After thinking about the problem really hard and reading about how order books are actually supposed to work I did some research and came across the algorithms gem. Among other awesome things, this gem includes several implementations of a data structure named the Red Black Tree. This structure keeps it's keys sorted during insert and removal, which is perfect for the order book. Each order book consists of a pair of these tree maps, one for buy and one for sell. The keys are the actual Order object and the value is just
true, since we only really care about the keys.
The core of the simulation is submitting orders and checking to see if there's a match. Submitting is fairly trivial:
def submit_order(order) if order.order_type == :buy buy_map.push(order, true) else sell_map.push(order, true) end end
Because the book is kept sorted, determining a match is also relatively straightforward. Here's the code in the book:
def match? return false if buy_map.size == 0 || sell_map.size == 0 sell_map.min_key.match? buy_map.max_key end
We just have get the top of each column in the order book and compare them. The tree map takes care that we can efficiently get both the min and max key.
Here is the implementation of
def match?(other) price_match = if order_type == :buy && other.order_type == :sell price >= other.price else price <= other.price end commodity == other.commodity && quantity == other.quantity && price_match end
We first determine how to compare the price and then do some sanity checking on commodity and quantity. This simulator is limted to trading orders of exactly the same quantity but real markets can fulfill orders in more complicated ways.

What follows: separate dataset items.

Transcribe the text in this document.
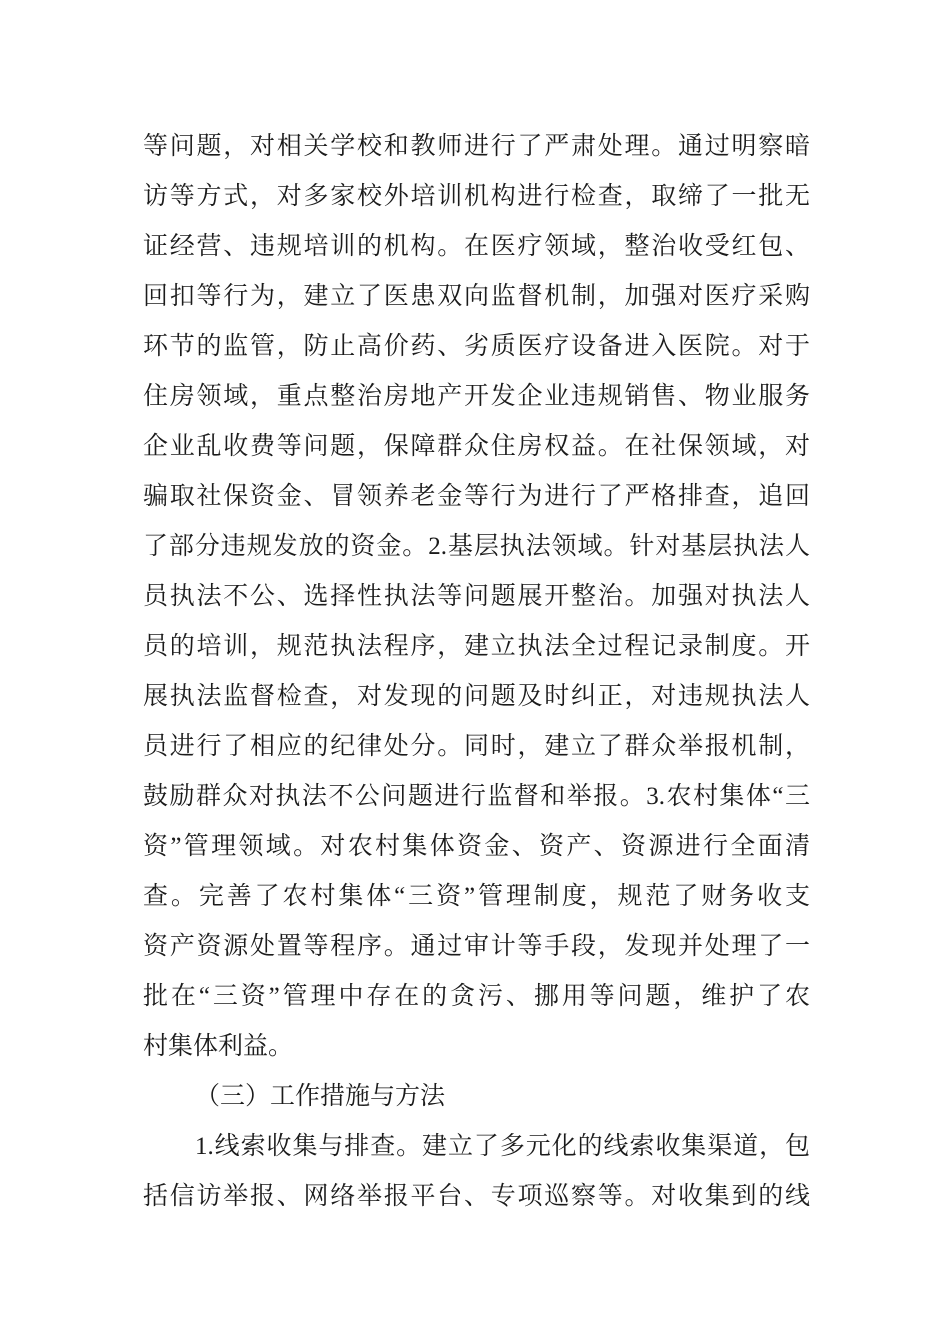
等问题，对相关学校和教师进行了严肃处理。通过明察暗
访等方式，对多家校外培训机构进行检查，取缔了一批无
证经营、违规培训的机构。在医疗领域，整治收受红包、
回扣等行为，建立了医患双向监督机制，加强对医疗采购
环节的监管，防止高价药、劣质医疗设备进入医院。对于
住房领域，重点整治房地产开发企业违规销售、物业服务
企业乱收费等问题，保障群众住房权益。在社保领域，对
骗取社保资金、冒领养老金等行为进行了严格排查，追回
了部分违规发放的资金。2.基层执法领域。针对基层执法人
员执法不公、选择性执法等问题展开整治。加强对执法人
员的培训，规范执法程序，建立执法全过程记录制度。开
展执法监督检查，对发现的问题及时纠正，对违规执法人
员进行了相应的纪律处分。同时，建立了群众举报机制，
鼓励群众对执法不公问题进行监督和举报。3.农村集体“三
资”管理领域。对农村集体资金、资产、资源进行全面清
查。完善了农村集体“三资”管理制度，规范了财务收支
资产资源处置等程序。通过审计等手段，发现并处理了一
批在“三资”管理中存在的贪污、挪用等问题，维护了农
村集体利益。
（三）工作措施与方法
1.线索收集与排查。建立了多元化的线索收集渠道，包
括信访举报、网络举报平台、专项巡察等。对收集到的线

So what did I learn yesterday afternoon? A few things. First, readme driven development and test driven development go hand in hand when building a project like this. Writing (and rewriting) the readme helped to clarify what I actually wanted to build, and writing tests both before and after building the implementation helped immensely with keeping the goal clear and my implementation correct.
Second, I gained a much better understanding of how markets work on a basic level. Actually getting in and building something seems to cement the ideas a whole lot better than just reading about them.